Der Fremde war tot und seine Kleidung dort. Ich konnte und wollte mir nicht vorstellen, was sie mit seinem Körper getan hatten. Und dies jagte mir nur weitere Tränen in die Augen, während ich rannte.

Irgendwann kam ich an, kletterte in rasendem Tempo die Leiter nach oben und warf mich völlig aufgelöst vor dem Jungen auf den Boden. Dieser schoss bei meiner hektischen Bewegung augenblicklich nach oben und richtete seine Waffe direkt auf meinen Kopf, bis er mich erkannte, dann grunzte er genervt und ließ sich ächzend wieder zurücksinken. 

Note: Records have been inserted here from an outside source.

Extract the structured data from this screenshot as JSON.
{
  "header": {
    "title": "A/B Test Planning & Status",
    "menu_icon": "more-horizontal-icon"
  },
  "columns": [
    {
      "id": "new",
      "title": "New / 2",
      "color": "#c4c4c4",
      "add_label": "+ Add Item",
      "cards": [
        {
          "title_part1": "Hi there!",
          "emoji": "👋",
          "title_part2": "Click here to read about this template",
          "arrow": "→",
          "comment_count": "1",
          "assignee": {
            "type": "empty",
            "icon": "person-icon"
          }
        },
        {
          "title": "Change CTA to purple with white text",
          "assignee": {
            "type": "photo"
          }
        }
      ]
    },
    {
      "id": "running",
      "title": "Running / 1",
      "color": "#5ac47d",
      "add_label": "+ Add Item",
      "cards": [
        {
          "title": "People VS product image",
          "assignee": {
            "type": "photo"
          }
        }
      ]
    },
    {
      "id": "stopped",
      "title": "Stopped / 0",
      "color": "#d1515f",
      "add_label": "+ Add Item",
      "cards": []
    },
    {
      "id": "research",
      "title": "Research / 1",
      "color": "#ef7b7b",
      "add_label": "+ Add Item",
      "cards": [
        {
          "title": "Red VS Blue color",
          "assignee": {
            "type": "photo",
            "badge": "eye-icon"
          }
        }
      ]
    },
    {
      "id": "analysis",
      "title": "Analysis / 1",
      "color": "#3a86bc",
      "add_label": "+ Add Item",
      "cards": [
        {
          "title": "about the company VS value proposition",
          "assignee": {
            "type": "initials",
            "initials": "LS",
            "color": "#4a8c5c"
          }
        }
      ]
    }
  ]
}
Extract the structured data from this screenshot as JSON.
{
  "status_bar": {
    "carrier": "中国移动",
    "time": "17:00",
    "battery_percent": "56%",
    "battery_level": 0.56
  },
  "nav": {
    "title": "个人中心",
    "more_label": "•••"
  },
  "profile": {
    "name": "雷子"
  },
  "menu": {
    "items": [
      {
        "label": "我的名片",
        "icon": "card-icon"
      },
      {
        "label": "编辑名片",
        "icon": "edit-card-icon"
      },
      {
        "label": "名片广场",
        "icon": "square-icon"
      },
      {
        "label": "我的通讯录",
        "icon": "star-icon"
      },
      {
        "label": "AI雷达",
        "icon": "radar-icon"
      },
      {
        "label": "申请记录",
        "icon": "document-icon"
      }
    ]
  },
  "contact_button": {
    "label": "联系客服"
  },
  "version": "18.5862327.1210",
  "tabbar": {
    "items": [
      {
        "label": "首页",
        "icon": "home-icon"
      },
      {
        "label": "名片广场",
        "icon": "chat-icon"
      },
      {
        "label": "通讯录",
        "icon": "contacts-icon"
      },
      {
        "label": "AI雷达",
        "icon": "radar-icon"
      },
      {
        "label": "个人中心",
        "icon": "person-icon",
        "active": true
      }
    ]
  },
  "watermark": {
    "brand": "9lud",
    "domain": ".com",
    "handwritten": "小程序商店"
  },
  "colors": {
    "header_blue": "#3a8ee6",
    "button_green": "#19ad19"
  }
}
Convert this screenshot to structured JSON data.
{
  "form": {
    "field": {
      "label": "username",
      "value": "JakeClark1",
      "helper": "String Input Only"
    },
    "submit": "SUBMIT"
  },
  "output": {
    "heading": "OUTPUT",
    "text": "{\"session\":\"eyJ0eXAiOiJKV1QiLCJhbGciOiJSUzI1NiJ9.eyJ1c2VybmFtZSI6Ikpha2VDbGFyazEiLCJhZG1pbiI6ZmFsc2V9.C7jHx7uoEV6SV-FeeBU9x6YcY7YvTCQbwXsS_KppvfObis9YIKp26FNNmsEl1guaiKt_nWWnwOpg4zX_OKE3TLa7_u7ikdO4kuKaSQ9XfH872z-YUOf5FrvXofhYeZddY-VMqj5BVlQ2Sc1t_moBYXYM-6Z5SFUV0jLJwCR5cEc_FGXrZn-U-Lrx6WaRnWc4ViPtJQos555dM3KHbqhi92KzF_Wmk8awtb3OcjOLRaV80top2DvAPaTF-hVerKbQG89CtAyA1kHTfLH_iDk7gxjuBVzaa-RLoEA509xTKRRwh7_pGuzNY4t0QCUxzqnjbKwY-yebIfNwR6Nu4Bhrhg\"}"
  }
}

"Du könntest auch mal ruhiger sein und mich nicht so stressen, wenn du schon nicht willst, dass ich mich so viel bewege oder dass die Fäden reißen.", brummte er. 

"Geht's noch?? 'Sieh dich dort um', hast du nur gesagt.", blöd äffte ich ihn nach, "dachtest du echt, ich würde das Zeug nicht finden?? Wann hattest du vor, mir davon zu erzählen?", rief ich aufgeregt und schüttelte fest den Kopf, immer noch zutiefst getroffen, der Schock noch immer tief in den Knochen.

"Wovon redest du?", fragte er entnervt stöhnend, "hast du das Brot jetzt oder nicht?"

"Das Brot? Das Brot?? Als sei das Brot unser einziges Problem! Du- Ich fass' es nicht! Du sagtest, sie suchen uns und finden uns nicht! Du sagtest, wir müssen abhauen, damit sie uns nicht finden! Dabei waren sie gleich hier, am Fuß dieses Gebäudes, nur ein paar wenige hundert Meter von uns entfernt! Sie wissen, wo wir sind! Sie beobachten uns! Sie- Ich- In der Fabr- Mann, wo hast du mich da reingeritten, verdammte scheiße?", rief ich aufgebracht und völlig außer mir.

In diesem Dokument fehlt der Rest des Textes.